Solute transport through large uniform and layered soil columns

Solute transport experiments are often conducted with homogeneous soils, whereas transport in real situations takes place in heterogeneous soils. An experiment was conducted to compare unsaturated solute transport through uniform and layered soils. Pulse inputs of tritiated water, bromide and chloride were applied under steady flow conditions to the tops of two large (0.95 m diameter by 6 m deep) soil columns. One column was uniformly filled with loamy fine sand and the other filled with alternating 20‐cm‐thick layers of loamy fine sand and silty clay loam. Soil solution samples were collected during the experiment with suction candles installed at various depths in the columns. Solute transport parameters were estimated by fitting the convection‐dispersion equation to the observed breakthrough curves for each solute at various depths in each column. The match between the resulting calibrated curves and the experiment was better for the layered soil column than for the uniform soil column. The results displayed no clear relationship between the dispersion coefficients and depth for any of the tracers for either column.

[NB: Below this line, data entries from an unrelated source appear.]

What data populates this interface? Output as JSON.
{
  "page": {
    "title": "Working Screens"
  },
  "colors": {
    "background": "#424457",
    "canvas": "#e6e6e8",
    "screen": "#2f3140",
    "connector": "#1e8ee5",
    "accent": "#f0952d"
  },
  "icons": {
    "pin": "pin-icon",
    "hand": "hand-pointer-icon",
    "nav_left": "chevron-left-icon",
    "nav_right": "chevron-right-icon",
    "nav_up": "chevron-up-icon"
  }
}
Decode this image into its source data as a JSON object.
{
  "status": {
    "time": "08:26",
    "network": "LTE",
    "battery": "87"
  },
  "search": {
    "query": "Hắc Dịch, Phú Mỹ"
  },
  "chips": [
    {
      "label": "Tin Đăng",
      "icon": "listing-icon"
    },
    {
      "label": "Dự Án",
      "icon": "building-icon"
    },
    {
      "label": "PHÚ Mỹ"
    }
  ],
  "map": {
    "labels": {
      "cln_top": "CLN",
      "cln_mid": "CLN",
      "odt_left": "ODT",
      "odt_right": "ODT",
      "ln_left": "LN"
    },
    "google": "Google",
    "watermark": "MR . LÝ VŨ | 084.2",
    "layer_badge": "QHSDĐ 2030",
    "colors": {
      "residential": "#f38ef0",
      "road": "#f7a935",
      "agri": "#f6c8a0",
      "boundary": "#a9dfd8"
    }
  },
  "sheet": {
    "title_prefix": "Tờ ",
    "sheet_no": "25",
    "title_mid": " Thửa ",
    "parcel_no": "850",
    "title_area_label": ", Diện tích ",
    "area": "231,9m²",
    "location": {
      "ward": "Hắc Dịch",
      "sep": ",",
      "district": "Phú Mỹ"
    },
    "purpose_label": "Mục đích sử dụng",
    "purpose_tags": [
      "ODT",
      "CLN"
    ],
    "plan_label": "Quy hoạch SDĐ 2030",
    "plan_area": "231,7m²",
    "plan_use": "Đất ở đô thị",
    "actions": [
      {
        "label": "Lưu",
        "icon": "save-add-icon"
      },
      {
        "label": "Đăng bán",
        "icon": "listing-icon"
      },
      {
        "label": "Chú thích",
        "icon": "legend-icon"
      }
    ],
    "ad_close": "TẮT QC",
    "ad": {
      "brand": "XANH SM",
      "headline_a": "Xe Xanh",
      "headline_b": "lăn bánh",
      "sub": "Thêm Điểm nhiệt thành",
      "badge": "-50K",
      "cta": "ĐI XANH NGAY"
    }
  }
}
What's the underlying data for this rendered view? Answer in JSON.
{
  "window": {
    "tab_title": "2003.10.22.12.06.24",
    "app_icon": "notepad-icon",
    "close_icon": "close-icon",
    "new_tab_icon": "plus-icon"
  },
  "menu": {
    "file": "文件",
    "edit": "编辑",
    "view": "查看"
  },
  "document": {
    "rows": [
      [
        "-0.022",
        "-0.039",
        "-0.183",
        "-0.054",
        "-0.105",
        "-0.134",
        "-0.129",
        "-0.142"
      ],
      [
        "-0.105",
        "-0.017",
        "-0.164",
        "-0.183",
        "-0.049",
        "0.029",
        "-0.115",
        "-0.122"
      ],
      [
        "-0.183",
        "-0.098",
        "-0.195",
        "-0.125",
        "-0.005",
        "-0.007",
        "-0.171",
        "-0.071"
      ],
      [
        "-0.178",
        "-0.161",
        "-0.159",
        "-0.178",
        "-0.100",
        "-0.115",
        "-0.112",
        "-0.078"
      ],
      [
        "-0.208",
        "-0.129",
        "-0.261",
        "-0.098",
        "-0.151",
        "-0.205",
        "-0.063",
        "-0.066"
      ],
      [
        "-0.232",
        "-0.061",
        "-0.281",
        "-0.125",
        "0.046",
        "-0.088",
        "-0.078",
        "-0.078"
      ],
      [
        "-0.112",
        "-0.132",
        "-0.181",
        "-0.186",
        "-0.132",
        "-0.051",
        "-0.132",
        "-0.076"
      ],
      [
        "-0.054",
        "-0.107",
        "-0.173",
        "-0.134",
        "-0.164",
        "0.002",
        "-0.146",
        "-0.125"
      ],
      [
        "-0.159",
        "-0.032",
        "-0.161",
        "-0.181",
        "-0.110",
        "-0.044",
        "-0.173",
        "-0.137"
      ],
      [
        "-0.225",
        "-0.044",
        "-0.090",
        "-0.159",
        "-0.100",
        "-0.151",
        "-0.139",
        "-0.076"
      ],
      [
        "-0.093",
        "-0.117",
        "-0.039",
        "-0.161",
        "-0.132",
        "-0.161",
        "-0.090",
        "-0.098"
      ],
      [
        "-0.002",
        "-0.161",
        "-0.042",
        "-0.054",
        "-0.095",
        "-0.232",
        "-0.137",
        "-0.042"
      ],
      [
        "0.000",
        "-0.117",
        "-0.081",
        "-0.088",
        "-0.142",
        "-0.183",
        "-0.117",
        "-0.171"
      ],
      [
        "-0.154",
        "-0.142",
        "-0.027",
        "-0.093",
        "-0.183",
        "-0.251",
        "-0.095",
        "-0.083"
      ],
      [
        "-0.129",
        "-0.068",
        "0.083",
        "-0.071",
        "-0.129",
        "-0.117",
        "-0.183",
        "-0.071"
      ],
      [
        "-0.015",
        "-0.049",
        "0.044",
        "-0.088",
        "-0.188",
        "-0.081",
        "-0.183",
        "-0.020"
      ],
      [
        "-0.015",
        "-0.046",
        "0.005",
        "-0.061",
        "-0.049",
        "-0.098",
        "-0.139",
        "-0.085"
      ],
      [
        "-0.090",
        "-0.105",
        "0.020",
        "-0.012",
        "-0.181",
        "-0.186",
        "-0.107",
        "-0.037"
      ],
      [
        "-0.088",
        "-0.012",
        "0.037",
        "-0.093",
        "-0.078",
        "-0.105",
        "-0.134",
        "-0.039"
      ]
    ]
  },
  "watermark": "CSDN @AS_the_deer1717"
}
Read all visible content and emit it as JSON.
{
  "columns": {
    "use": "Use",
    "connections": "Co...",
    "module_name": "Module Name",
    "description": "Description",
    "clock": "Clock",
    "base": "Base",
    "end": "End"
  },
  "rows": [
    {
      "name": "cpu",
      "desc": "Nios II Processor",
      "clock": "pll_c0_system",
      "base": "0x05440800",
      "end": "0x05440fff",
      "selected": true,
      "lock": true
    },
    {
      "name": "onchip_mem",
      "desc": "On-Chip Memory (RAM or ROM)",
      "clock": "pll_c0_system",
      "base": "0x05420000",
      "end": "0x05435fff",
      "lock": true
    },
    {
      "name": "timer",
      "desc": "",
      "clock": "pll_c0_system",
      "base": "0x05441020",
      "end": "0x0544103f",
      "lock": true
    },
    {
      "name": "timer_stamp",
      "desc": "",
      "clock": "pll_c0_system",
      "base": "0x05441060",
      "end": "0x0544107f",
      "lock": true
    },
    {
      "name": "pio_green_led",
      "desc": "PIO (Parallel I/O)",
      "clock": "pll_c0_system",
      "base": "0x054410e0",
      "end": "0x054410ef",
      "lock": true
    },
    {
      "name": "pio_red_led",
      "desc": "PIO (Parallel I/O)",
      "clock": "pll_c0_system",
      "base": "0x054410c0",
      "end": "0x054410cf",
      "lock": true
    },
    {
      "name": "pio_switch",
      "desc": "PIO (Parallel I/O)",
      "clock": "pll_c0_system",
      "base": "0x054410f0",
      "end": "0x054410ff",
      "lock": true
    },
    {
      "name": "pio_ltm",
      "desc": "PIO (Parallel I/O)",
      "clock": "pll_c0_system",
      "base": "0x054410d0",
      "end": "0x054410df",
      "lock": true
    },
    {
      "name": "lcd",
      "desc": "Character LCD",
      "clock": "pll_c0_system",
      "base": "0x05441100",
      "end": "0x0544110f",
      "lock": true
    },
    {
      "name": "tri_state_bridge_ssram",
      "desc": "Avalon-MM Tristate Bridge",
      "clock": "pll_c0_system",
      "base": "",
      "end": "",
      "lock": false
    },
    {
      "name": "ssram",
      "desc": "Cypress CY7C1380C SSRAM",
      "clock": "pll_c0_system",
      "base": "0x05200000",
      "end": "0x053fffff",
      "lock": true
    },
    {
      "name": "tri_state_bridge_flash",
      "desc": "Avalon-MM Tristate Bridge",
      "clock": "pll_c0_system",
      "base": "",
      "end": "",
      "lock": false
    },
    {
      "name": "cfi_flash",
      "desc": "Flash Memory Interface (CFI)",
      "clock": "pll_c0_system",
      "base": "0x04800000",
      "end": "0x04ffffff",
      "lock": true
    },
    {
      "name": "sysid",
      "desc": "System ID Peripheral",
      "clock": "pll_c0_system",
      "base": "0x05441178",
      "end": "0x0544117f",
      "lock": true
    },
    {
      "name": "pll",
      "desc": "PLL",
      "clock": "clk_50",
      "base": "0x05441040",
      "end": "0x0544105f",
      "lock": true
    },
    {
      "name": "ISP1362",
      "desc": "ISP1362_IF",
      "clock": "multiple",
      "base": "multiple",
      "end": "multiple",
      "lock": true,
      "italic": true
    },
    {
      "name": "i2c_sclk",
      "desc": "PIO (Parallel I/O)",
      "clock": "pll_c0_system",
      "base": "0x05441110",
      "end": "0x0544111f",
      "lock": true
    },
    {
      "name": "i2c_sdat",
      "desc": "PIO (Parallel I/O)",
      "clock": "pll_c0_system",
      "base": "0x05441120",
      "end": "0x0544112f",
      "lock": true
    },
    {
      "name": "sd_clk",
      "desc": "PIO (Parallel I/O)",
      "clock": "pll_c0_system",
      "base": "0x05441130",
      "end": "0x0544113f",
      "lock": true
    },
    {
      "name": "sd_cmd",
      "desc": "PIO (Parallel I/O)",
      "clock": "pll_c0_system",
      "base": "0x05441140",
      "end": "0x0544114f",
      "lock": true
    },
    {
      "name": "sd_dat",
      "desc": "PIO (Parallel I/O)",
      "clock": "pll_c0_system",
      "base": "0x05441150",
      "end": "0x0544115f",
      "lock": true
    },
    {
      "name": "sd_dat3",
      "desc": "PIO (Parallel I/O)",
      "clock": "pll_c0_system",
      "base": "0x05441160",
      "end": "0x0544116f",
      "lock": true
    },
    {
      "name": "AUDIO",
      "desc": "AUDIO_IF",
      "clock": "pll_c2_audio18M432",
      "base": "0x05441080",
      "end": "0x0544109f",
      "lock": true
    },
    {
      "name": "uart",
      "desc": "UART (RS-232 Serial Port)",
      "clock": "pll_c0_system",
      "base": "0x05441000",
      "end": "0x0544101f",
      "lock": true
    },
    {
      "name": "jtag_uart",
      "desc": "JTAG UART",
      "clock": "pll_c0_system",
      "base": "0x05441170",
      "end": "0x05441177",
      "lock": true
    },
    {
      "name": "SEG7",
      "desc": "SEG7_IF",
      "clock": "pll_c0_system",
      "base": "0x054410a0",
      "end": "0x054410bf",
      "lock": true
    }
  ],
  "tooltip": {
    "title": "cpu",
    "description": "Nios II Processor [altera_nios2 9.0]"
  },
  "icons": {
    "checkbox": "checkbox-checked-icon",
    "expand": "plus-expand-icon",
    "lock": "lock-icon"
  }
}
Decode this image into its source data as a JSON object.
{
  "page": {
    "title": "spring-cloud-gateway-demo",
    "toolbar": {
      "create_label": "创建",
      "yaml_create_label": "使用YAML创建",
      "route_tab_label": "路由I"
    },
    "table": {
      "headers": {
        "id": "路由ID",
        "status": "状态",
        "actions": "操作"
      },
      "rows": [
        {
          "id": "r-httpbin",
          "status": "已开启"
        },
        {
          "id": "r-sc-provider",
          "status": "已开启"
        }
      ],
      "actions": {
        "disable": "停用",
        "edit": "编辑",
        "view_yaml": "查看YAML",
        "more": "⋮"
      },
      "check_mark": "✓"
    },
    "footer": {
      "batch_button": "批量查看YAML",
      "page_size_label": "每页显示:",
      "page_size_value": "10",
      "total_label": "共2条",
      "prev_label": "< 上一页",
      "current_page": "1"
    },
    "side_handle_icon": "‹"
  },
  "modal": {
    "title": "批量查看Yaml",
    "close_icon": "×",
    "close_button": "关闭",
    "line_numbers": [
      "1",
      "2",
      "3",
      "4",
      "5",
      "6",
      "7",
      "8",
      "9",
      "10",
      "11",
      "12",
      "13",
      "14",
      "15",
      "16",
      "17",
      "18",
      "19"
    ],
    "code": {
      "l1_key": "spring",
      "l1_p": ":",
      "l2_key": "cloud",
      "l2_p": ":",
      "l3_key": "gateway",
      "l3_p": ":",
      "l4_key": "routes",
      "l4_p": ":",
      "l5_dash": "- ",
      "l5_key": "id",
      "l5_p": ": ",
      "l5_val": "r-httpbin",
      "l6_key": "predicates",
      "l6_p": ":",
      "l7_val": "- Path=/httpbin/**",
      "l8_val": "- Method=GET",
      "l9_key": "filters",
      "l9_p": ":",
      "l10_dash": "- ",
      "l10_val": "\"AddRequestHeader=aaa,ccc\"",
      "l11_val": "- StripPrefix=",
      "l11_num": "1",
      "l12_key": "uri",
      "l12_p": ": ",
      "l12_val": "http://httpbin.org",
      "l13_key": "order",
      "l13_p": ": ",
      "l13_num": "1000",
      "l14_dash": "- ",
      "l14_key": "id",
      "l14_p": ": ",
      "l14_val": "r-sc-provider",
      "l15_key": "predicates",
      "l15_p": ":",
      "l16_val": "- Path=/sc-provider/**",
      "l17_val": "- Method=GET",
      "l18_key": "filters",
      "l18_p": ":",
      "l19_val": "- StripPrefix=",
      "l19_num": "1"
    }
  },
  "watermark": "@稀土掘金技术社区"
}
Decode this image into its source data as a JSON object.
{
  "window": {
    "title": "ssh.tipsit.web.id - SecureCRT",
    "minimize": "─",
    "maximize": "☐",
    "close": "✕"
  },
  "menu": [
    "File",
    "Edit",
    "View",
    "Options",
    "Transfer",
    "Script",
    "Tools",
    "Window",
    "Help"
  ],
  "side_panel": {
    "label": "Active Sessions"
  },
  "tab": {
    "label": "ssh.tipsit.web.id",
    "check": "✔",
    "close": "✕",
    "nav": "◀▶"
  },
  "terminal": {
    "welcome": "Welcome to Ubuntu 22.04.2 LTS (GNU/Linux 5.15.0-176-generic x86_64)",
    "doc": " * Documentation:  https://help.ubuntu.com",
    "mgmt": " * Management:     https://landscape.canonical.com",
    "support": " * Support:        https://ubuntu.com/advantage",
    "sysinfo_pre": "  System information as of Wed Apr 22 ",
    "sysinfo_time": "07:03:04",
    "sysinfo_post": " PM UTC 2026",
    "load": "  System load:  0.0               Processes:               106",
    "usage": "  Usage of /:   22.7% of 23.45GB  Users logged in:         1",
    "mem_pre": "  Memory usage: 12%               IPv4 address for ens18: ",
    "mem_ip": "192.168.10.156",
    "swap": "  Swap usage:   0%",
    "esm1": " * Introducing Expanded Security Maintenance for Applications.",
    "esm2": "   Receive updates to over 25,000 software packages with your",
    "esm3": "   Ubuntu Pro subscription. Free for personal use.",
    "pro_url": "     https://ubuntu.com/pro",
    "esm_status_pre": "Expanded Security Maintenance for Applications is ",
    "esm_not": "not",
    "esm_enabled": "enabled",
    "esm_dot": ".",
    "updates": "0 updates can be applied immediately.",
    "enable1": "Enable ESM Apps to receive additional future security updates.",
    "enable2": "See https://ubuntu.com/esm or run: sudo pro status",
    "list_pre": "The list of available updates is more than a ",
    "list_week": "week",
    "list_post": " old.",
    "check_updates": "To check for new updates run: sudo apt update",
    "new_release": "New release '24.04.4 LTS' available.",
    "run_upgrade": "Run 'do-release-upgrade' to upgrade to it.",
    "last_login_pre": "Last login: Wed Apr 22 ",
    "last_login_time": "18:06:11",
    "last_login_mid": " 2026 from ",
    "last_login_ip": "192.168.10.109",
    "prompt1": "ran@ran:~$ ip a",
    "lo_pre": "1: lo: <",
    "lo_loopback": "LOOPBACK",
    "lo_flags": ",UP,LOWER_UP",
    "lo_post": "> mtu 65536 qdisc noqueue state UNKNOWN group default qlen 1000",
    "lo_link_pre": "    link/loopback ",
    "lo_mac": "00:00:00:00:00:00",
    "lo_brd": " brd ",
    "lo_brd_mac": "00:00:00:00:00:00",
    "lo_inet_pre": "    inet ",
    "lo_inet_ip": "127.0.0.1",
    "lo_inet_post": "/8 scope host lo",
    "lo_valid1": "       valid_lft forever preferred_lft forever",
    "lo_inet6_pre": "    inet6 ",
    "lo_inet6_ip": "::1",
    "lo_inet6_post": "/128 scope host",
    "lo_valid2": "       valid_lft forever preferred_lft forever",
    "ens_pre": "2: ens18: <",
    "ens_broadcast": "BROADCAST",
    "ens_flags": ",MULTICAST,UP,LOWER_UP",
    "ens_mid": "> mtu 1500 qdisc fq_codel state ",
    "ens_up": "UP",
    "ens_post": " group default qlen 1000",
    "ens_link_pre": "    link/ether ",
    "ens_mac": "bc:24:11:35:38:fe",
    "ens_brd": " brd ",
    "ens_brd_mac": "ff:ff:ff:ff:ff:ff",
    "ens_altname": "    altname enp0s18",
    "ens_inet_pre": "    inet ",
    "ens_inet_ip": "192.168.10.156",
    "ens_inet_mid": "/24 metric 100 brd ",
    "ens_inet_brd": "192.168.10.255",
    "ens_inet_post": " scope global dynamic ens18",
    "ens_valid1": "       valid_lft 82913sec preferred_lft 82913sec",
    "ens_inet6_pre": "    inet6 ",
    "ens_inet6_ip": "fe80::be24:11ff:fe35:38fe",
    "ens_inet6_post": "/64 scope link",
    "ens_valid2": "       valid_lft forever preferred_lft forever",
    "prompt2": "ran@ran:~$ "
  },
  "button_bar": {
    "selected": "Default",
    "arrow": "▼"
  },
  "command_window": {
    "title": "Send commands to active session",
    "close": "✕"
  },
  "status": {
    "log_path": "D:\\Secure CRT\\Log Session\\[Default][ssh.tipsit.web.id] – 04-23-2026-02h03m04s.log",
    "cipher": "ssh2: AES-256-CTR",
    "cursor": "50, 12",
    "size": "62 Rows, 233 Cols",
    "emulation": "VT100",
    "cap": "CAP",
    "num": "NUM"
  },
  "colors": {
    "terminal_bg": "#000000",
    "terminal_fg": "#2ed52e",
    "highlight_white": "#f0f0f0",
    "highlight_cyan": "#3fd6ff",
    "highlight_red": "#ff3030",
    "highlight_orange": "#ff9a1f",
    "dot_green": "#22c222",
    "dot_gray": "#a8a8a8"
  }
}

However, dispersivities were greater in the uniform column (3.5 cm) than in the layered column (1.2 cm), while retardation factors for bromide and chloride were similar (0.8 and 0.83, respectively, for the uniform and layered columns). A retardation factor less than one is attributed to anion exclusion. There was evidence of preferential flow in the uniform soil column. The peak concentrations at 5 m depth were greater than those observed at 4 m. Such behavior is inconsistent with one‐dimensional flow. Similar results were observed in an experiment performed 3.5 years earlier using the same soil column and approximately the same flow rates, but using a different tracer and associated chemical analysis, different soil saturation prior to the execution of the experiment, and different experimental personnel. This supports the thesis that the anomalous behavior is due to some form of preferential flow rather than due to experimental error.